Right after giving the vegetarian diet law in Gen. 1:29 God "...saw everything He made and behold, it was very good." (1:31)

The vegetarian lifestyle was God's initial plan.

If anyone is interested, a strong voice for vegetarianism is Rabbi Abraham Isaac Hacohen Kook. He was the 1st Chief Rabbi of pre-state Israel in the early 20th Century. He wrote a book entitled "A vision of Vegetarianism and Peace" (edited by Rabbi David Cohen).

Mike cries out...."What about Noah and Genesis 9?"

It must be remembered that death entered the world because of the disobedience of Adam and Eve. By the time of Noah, humanity had degenerated greatly. The aforementioned Rabbi Kook states the permission to eat meat was only a temporary concession. He states, "It is inconceivable that the Creator who had planned a world of harmony and a perfect way for man to live should many thousands of years later, find that this plan was wrong."

People are not always ready to live up to G-d's highest ideals! For instance, G-d intended marriage to be a life long union between the husband and wife. But because of sin our marriages often end in divorce. G-d allows the divorce but is not happy with it. As people we should strive to "do the right thing." The same can be said for our dietary habbits.

Now back to Genesis 9. The permission given to Noah to eat meat was not unconditional. Rabbi Samuel Dressner states, "The removal of blood which kashrut teaches is one of the most powerful means of making us constantly aware of the concession and compromise which the whole act of eating meat, in reality is. Again it teaches us reverence for life."

Moses Cassuto, states: "Apparently the Torah was in principle opposed to the eating of meat. When Noah and his descendants were permitted to eat meat this was a concession conditional on the prohibition of the blood. This prohibition implied respect for the principle of life and an allusion to the fact that in reality all meat should have been prohibited. This partial prohibiton was designed to call to mind the previously total one."

There is an interesting statement in Genesis 9:5 which immediately follows this conditional permission to eat meat. G-d states "...and surely, your blood of your lives will I require." The Rabbis base the prohibition of suicide on these words. I think, however, that coming directly after flesh is allowed, a vegetarian such as myself might reason that this passage hints that eating meat is a slow form of suicide. Is G-d saying here that if one eats meat there will be a penalty? I believe health studies would say, yes!
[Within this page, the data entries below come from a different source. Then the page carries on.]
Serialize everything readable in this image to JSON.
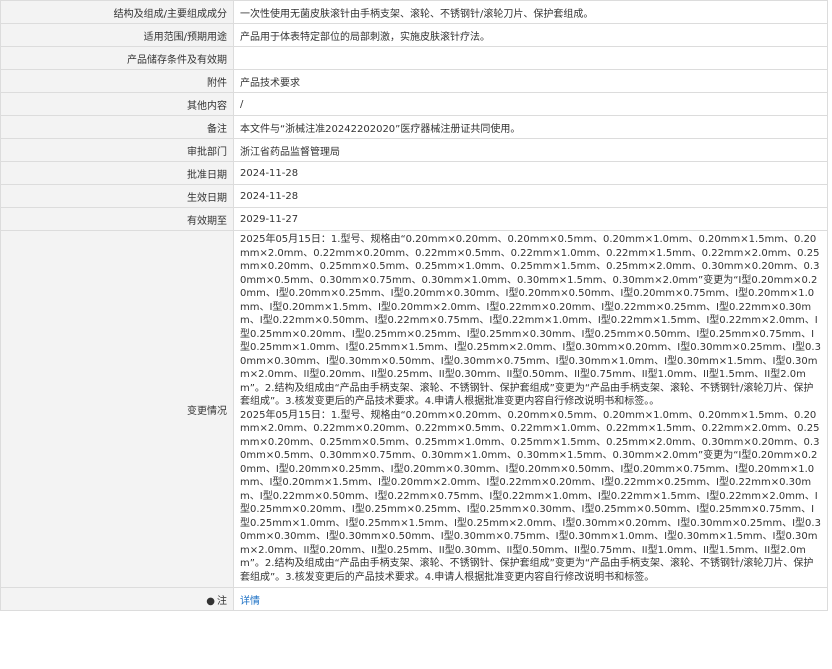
{
  "rows": [
    {
      "label": "结构及组成/主要组成成分",
      "value": "一次性使用无菌皮肤滚针由手柄支架、滚轮、不锈钢针/滚轮刀片、保护套组成。"
    },
    {
      "label": "适用范围/预期用途",
      "value": "产品用于体表特定部位的局部刺激，实施皮肤滚针疗法。"
    },
    {
      "label": "产品储存条件及有效期",
      "value": ""
    },
    {
      "label": "附件",
      "value": "产品技术要求"
    },
    {
      "label": "其他内容",
      "value": "/"
    },
    {
      "label": "备注",
      "value": "本文件与“浙械注准20242202020”医疗器械注册证共同使用。"
    },
    {
      "label": "审批部门",
      "value": "浙江省药品监督管理局"
    },
    {
      "label": "批准日期",
      "value": "2024-11-28"
    },
    {
      "label": "生效日期",
      "value": "2024-11-28"
    },
    {
      "label": "有效期至",
      "value": "2029-11-27"
    }
  ],
  "change": {
    "label": "变更情况",
    "text": "2025年05月15日：1.型号、规格由“0.20mm×0.20mm、0.20mm×0.5mm、0.20mm×1.0mm、0.20mm×1.5mm、0.20mm×2.0mm、0.22mm×0.20mm、0.22mm×0.5mm、0.22mm×1.0mm、0.22mm×1.5mm、0.22mm×2.0mm、0.25mm×0.20mm、0.25mm×0.5mm、0.25mm×1.0mm、0.25mm×1.5mm、0.25mm×2.0mm、0.30mm×0.20mm、0.30mm×0.5mm、0.30mm×0.75mm、0.30mm×1.0mm、0.30mm×1.5mm、0.30mm×2.0mm”变更为“I型0.20mm×0.20mm、I型0.20mm×0.25mm、I型0.20mm×0.30mm、I型0.20mm×0.50mm、I型0.20mm×0.75mm、I型0.20mm×1.0mm、I型0.20mm×1.5mm、I型0.20mm×2.0mm、I型0.22mm×0.20mm、I型0.22mm×0.25mm、I型0.22mm×0.30mm、I型0.22mm×0.50mm、I型0.22mm×0.75mm、I型0.22mm×1.0mm、I型0.22mm×1.5mm、I型0.22mm×2.0mm、I型0.25mm×0.20mm、I型0.25mm×0.25mm、I型0.25mm×0.30mm、I型0.25mm×0.50mm、I型0.25mm×0.75mm、I型0.25mm×1.0mm、I型0.25mm×1.5mm、I型0.25mm×2.0mm、I型0.30mm×0.20mm、I型0.30mm×0.25mm、I型0.30mm×0.30mm、I型0.30mm×0.50mm、I型0.30mm×0.75mm、I型0.30mm×1.0mm、I型0.30mm×1.5mm、I型0.30mm×2.0mm、II型0.20mm、II型0.25mm、II型0.30mm、II型0.50mm、II型0.75mm、II型1.0mm、II型1.5mm、II型2.0mm”。2.结构及组成由“产品由手柄支架、滚轮、不锈钢针、保护套组成”变更为“产品由手柄支架、滚轮、不锈钢针/滚轮刀片、保护套组成”。3.核发变更后的产品技术要求。4.申请人根据批准变更内容自行修改说明书和标签。。\n2025年05月15日：1.型号、规格由“0.20mm×0.20mm、0.20mm×0.5mm、0.20mm×1.0mm、0.20mm×1.5mm、0.20mm×2.0mm、0.22mm×0.20mm、0.22mm×0.5mm、0.22mm×1.0mm、0.22mm×1.5mm、0.22mm×2.0mm、0.25mm×0.20mm、0.25mm×0.5mm、0.25mm×1.0mm、0.25mm×1.5mm、0.25mm×2.0mm、0.30mm×0.20mm、0.30mm×0.5mm、0.30mm×0.75mm、0.30mm×1.0mm、0.30mm×1.5mm、0.30mm×2.0mm”变更为“I型0.20mm×0.20mm、I型0.20mm×0.25mm、I型0.20mm×0.30mm、I型0.20mm×0.50mm、I型0.20mm×0.75mm、I型0.20mm×1.0mm、I型0.20mm×1.5mm、I型0.20mm×2.0mm、I型0.22mm×0.20mm、I型0.22mm×0.25mm、I型0.22mm×0.30mm、I型0.22mm×0.50mm、I型0.22mm×0.75mm、I型0.22mm×1.0mm、I型0.22mm×1.5mm、I型0.22mm×2.0mm、I型0.25mm×0.20mm、I型0.25mm×0.25mm、I型0.25mm×0.30mm、I型0.25mm×0.50mm、I型0.25mm×0.75mm、I型0.25mm×1.0mm、I型0.25mm×1.5mm、I型0.25mm×2.0mm、I型0.30mm×0.20mm、I型0.30mm×0.25mm、I型0.30mm×0.30mm、I型0.30mm×0.50mm、I型0.30mm×0.75mm、I型0.30mm×1.0mm、I型0.30mm×1.5mm、I型0.30mm×2.0mm、II型0.20mm、II型0.25mm、II型0.30mm、II型0.50mm、II型0.75mm、II型1.0mm、II型1.5mm、II型2.0mm”。2.结构及组成由“产品由手柄支架、滚轮、不锈钢针、保护套组成”变更为“产品由手柄支架、滚轮、不锈钢针/滚轮刀片、保护套组成”。3.核发变更后的产品技术要求。4.申请人根据批准变更内容自行修改说明书和标签。"
  },
  "note": {
    "label": "注",
    "link_text": "详情",
    "icon": "pin-icon"
  }
}
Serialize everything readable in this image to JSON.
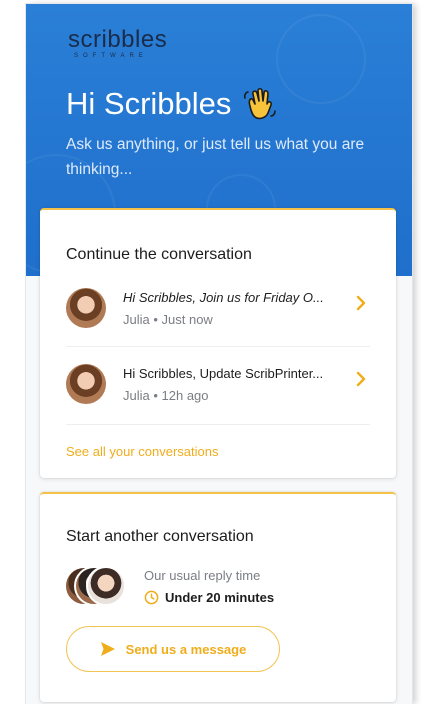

Rabbi Kook believe's that the craving for meat in people is a manifestation of negative passions rather than an inherent need. This I think is borne out by the fact that the non sacrificial meat is called b'sar ta'avah (meat of lust).

The prophet Isaiah gives us a brief glimpse of restoration in his book (Isaiah 11: 6-9)

"And the wolf shall dwell with the lamb, and the leopard shall lie down with the kid; and the calf and the young lion and the fatling together; and a little child shall lead them and the cow and the bear shall feed; their young ones shall lie down together, and the lion shall eat straw like the ox... They shall not hurt nor destroy in all My holy mountain."

What a glorious prophesy! Based on this vision Kook states that in the Messianic era, "...the effect of knowledge will spread even to animals...and sacrifices in the Temple will consist of vegetation, and it will be pleasing to G-d as in days of old..." Joseph Albo concurs that in the days of Messiah, people will again be vegetarians.

Amos 9:14: "And they shall plant vineyards and drink the wine thereof; they shall also make gardens and eat the fruit of them."